Age of cannabis use onset and adult drug abuse symptoms : a prospective study of common risk factors and indirect effects
Article [Accepted Manuscript]
Is part ofCanadian journal of psychiatry = Revue canadienne de psychiatrie ; vol. 63, no. 7, pp. 457-464.
- Université de Montréal. Faculté des arts et des sciences. Département de psychologie
- Université de Montréal. Faculté des arts et des sciences. École de psychoéducation
- Université de Montréal. Faculté de médecine. Département de pédiatrie
- Université de Montréal. Faculté de médecine. Département de psychiatrie et d'addictologie
Objective: The present study examined (1) whether the associations between cannabis use (CU) age of onset and drug abuse by 28 years remain when controlling for risk factors in childhood, adolescence and early adulthood; and (2) developmental pathways from early risk factors to drug abuse problems. Method: Participants from a longitudinal sample of low SES boys (N=1030) were followed from 6 to 28 years.

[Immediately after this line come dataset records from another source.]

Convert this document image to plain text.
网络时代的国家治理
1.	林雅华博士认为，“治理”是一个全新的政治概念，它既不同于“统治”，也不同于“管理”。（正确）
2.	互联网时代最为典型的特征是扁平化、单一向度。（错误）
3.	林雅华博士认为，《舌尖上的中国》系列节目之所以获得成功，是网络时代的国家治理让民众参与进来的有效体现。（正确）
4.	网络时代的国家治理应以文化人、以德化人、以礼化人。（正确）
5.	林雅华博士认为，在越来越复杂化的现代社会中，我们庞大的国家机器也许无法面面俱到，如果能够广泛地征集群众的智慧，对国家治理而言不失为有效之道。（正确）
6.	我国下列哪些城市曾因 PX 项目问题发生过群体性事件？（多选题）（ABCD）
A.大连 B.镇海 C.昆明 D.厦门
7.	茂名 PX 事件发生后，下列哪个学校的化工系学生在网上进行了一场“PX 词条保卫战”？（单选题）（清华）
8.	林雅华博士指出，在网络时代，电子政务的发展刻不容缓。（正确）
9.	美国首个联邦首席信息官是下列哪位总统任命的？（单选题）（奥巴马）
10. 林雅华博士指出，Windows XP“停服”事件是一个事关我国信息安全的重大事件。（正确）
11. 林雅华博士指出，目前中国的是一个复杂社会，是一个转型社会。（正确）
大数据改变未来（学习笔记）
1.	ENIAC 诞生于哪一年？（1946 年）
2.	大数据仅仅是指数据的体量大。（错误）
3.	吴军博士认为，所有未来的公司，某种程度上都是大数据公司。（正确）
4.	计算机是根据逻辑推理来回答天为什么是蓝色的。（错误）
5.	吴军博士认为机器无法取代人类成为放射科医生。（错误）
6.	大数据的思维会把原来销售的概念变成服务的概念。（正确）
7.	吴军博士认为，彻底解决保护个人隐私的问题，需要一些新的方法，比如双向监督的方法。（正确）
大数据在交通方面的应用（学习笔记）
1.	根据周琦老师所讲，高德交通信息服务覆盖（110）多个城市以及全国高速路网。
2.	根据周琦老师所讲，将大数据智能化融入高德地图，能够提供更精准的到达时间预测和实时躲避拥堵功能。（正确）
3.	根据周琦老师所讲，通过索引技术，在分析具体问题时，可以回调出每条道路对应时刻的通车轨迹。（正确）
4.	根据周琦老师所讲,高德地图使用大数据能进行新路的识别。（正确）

Self-reported CU onset between 13 and 17 years of age and drug abuse symptoms by 28 years were examined. Results: The odds of developing any drug abuse symptoms by 28 years were reduced by 31% for each year of delayed CU onset (OR = 0.69). Cannabis, alcohol and other drug frequency at 17 years mediated this association. Still, even when taking that frequency of use into account, adolescents who started using cannabis before 15 years were at higher risk of developing drug abuse symptoms by age 28. Significant indirect effects were found from early adolescent delinquency and affiliation with deviant friends to drug abuse symptoms at 28 years through CU age of onset and substance use frequency at 17 years. Conclusions: Results suggest more clearly than before that prevention programs should aim at delaying CU onset in order to prevent or reduce drug abuse in adulthood. Furthermore, prevention programs targeting delinquency and/or affiliation with deviant friends in childhood or early adolescence could indirectly reduce substance abuse in adulthood without addressing substance use specifically.